Doramas es el espacio de expresión de Miguel Acín Garro (tcc magacín66), donde también participan amigos, lectores y colaboradores.
Pero al final, ¡sobrevivimos!
[ Por Miguel Acín ]
A continuación reproduzco uno de esos relatos que corren de e-mail en e-mail. Se trata de un documento que lleva el título de «Niños de antes», que cuenta muchas de las cosas que nos hacían y que hacíamos cuando eramos pequeños y la calle era todo nuestro universo.
Si pasas, como yo, los 30 ó los 40 años, creo que te verás reflejado o te sentirás identificado con muchas de las siguientes situaciones:
- Fuimos la generación de la “espera”; nos pasamos nuestra infancia y juventud esperando: teníamos que esperar “dos horas de digestión” para no morirnos en el agua de la playa o de la piscina.
- Los domingos nos dejaban en ayunas toda la mañana hasta la hora de la comunión.
- Es difícil creer que estemos vivos: Los que podían, viajaban en 600 sin cinturones de seguridad y sin airbag, y se hacían viajes de 10-12 h. con cinco personas en el 600 y no pasaba nada.
- Montábamos en bicicleta sin casco.
- No tuvimos puertas, armarios o frascos de medicinas con tapa a prueba de niños.
- Los columpios eran de metal y con esquinas en pico.
- Jugábamos a ver quien era el más bestia. Nos rompíamos los huesos y los dientes y no había ninguna ley para castigar a los culpables.
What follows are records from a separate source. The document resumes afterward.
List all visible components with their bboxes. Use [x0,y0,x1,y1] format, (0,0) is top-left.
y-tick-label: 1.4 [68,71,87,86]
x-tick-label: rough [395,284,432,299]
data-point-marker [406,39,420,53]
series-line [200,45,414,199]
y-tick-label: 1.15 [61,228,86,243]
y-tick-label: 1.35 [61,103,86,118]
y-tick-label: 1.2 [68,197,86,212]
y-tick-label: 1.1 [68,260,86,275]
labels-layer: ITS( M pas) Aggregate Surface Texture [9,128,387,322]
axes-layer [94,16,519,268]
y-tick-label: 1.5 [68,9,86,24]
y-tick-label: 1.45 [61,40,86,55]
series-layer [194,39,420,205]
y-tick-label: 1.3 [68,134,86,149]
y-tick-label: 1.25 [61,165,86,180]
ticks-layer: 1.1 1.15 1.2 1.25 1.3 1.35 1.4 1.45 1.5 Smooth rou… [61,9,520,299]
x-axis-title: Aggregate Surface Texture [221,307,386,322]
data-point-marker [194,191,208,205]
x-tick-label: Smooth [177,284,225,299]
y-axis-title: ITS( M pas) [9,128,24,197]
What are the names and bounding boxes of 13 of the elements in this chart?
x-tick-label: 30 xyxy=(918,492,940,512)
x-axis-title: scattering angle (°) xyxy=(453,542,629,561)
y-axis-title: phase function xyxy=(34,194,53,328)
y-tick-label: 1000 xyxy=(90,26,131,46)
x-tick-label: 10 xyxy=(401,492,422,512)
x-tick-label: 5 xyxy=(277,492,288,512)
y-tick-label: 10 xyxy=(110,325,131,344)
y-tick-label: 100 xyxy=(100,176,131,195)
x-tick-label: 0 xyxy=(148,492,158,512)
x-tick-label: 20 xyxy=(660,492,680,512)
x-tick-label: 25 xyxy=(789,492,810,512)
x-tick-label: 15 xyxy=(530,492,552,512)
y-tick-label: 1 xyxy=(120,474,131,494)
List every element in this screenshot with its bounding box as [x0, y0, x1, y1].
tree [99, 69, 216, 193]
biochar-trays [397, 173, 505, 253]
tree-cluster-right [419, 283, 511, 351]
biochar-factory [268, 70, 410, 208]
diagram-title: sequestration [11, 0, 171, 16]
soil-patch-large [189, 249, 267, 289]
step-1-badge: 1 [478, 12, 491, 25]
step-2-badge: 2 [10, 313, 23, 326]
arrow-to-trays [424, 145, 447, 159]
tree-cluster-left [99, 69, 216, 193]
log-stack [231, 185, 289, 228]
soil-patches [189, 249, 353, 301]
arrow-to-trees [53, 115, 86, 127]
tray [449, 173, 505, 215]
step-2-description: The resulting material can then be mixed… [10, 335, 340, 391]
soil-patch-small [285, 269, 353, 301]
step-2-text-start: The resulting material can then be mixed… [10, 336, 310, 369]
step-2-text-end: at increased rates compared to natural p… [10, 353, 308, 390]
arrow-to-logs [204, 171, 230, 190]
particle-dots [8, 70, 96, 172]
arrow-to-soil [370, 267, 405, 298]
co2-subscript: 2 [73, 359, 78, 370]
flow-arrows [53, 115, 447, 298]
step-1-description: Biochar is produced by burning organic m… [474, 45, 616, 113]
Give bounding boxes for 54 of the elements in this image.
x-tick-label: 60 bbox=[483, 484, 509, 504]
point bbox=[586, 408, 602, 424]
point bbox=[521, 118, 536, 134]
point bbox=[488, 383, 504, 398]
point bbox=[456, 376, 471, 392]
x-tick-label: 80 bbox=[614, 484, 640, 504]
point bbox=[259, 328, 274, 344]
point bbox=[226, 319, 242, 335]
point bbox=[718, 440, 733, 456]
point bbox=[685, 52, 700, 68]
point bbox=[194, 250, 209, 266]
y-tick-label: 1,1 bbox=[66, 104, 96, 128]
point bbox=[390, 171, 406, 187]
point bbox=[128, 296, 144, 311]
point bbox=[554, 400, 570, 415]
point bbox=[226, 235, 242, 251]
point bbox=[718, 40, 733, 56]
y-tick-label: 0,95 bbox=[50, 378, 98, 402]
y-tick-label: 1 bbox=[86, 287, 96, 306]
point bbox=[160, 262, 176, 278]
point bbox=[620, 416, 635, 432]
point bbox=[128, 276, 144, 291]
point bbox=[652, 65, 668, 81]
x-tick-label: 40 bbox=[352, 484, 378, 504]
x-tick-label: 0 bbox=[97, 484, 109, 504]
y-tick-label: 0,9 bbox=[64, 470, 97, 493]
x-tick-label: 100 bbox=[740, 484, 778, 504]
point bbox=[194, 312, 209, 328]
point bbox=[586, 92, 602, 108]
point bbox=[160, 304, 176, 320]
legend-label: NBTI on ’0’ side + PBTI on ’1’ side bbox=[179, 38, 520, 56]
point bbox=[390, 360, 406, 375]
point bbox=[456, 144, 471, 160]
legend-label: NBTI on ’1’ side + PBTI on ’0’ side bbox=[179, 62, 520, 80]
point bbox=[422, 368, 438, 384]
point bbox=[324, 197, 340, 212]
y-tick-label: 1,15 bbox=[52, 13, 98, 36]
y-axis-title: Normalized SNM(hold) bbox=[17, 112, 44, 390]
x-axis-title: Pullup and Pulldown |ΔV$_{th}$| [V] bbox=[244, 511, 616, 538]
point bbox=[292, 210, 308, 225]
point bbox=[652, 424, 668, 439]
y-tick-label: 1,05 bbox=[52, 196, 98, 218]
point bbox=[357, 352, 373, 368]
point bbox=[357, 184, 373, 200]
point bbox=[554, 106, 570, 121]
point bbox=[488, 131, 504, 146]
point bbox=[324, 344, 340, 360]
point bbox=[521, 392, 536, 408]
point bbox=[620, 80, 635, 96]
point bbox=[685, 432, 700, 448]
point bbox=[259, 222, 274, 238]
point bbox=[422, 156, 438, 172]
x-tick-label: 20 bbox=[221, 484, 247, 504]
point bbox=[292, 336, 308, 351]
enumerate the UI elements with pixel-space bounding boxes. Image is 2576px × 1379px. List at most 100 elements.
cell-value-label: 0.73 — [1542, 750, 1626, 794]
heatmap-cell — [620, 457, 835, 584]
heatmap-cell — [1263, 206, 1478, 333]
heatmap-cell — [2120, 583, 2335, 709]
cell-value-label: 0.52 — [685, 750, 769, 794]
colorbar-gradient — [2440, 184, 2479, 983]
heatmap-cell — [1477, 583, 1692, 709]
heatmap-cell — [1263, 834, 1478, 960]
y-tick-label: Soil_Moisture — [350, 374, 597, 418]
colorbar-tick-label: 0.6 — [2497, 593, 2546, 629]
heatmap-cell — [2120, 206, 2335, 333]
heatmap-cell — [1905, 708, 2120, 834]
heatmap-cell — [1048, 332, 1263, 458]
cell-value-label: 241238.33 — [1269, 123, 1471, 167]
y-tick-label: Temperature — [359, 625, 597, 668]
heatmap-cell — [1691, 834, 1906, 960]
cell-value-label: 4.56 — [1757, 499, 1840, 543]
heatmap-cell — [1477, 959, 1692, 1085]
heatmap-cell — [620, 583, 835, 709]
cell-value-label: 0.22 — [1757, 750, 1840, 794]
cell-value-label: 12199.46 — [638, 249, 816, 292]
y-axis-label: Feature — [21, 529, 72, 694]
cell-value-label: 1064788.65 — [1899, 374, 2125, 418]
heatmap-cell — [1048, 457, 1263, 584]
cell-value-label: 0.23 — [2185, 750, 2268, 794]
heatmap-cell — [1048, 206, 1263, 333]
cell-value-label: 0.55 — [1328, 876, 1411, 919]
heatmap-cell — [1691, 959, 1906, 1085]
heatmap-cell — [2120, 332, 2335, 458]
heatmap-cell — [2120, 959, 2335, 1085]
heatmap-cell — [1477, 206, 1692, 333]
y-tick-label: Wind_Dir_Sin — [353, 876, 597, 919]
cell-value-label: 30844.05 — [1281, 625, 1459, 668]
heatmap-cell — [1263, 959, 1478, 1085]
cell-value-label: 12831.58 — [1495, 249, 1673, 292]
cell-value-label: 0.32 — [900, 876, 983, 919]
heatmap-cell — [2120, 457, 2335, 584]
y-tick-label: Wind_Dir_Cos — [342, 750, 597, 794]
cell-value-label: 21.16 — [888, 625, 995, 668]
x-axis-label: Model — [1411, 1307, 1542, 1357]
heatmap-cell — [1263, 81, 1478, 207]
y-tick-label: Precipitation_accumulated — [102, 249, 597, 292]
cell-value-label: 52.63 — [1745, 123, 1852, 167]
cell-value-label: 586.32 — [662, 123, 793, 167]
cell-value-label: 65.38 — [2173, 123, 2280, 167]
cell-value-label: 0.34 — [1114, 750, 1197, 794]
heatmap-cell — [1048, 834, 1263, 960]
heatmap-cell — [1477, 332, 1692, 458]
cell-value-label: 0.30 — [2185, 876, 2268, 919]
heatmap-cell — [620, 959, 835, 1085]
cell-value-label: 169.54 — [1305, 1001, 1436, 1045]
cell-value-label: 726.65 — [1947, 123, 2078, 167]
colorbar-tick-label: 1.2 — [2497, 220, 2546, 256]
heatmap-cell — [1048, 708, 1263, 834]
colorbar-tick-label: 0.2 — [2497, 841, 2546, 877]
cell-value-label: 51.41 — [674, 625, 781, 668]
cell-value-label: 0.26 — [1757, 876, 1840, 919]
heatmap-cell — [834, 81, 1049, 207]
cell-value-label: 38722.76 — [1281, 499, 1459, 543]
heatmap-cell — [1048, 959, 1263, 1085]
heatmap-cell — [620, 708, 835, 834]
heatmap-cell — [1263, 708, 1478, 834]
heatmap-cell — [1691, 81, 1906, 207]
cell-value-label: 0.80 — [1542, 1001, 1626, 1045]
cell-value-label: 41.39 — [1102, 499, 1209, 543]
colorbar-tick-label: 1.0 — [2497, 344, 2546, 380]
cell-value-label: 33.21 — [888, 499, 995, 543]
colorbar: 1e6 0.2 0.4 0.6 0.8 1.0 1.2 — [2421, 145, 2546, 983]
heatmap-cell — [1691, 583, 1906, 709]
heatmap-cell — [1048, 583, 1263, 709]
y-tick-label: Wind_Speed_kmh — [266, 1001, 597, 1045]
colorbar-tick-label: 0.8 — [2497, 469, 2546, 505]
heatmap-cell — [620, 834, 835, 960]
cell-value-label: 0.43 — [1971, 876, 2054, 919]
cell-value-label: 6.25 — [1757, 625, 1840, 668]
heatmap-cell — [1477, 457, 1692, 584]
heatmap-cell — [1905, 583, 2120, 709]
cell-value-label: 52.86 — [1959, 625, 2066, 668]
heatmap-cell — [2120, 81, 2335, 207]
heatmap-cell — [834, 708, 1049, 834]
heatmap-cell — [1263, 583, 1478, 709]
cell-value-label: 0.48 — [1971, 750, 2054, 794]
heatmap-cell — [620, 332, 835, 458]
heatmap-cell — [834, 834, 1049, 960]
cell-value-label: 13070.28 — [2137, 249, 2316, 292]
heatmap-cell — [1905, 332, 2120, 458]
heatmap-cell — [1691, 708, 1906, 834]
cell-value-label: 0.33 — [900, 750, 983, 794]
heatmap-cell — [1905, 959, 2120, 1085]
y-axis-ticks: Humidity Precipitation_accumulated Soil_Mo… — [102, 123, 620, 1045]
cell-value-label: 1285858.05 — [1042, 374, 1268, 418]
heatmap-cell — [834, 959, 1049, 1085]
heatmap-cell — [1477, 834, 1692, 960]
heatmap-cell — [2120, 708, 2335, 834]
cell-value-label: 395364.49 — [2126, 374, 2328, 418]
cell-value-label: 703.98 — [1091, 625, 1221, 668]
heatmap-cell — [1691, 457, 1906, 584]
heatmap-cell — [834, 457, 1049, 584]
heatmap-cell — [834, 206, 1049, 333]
- Salíamos de casa por la mañana, jugábamos todo el día, y sólo volvíamos cuando se encendían las luces de la calle. Nadie podía localizarnos. No había móviles.
- Ligábamos con las chicas persiguiéndolas para tocarles el culo, no en un chat diciendo tonterias.
- Quedábamos con los amigos y salíamos. O ni siquiera quedábamos, salíamos a la calle y allí nos encontrábamos y jugábamos a la pelota, a las chapas, a coger, al rescate, a la taba…, en fin, tecnología punta.
- En los juegos de la escuela, no todos participaban en los equipos y los que no lo hacían, tuvieron que aprender a lidiar con la decepción.
- Tuvimos peleas y nos “esmorramos” unos a otros y aprendimos a superarlo.
- Comíamos dulces pero no éramos obesos. Si acaso alguno era gordo y punto.
- Compartimos botellas de refrescos o lo que se pudiera beber y nadie se contagió de nada.
- Leíamos tebeos y cuentos y no los videojuegos de ahora.
- Bebíamos agua directamente del grifo, sin embotellar, y algunos incluso chupaban el grifo. Íbamos a cazar lagartijas y pájaros con la “escopeta de plomillos”, antes de ser mayores de edad y sin adultos.
- Coleccionábamos estampas de vida y color, de futbol…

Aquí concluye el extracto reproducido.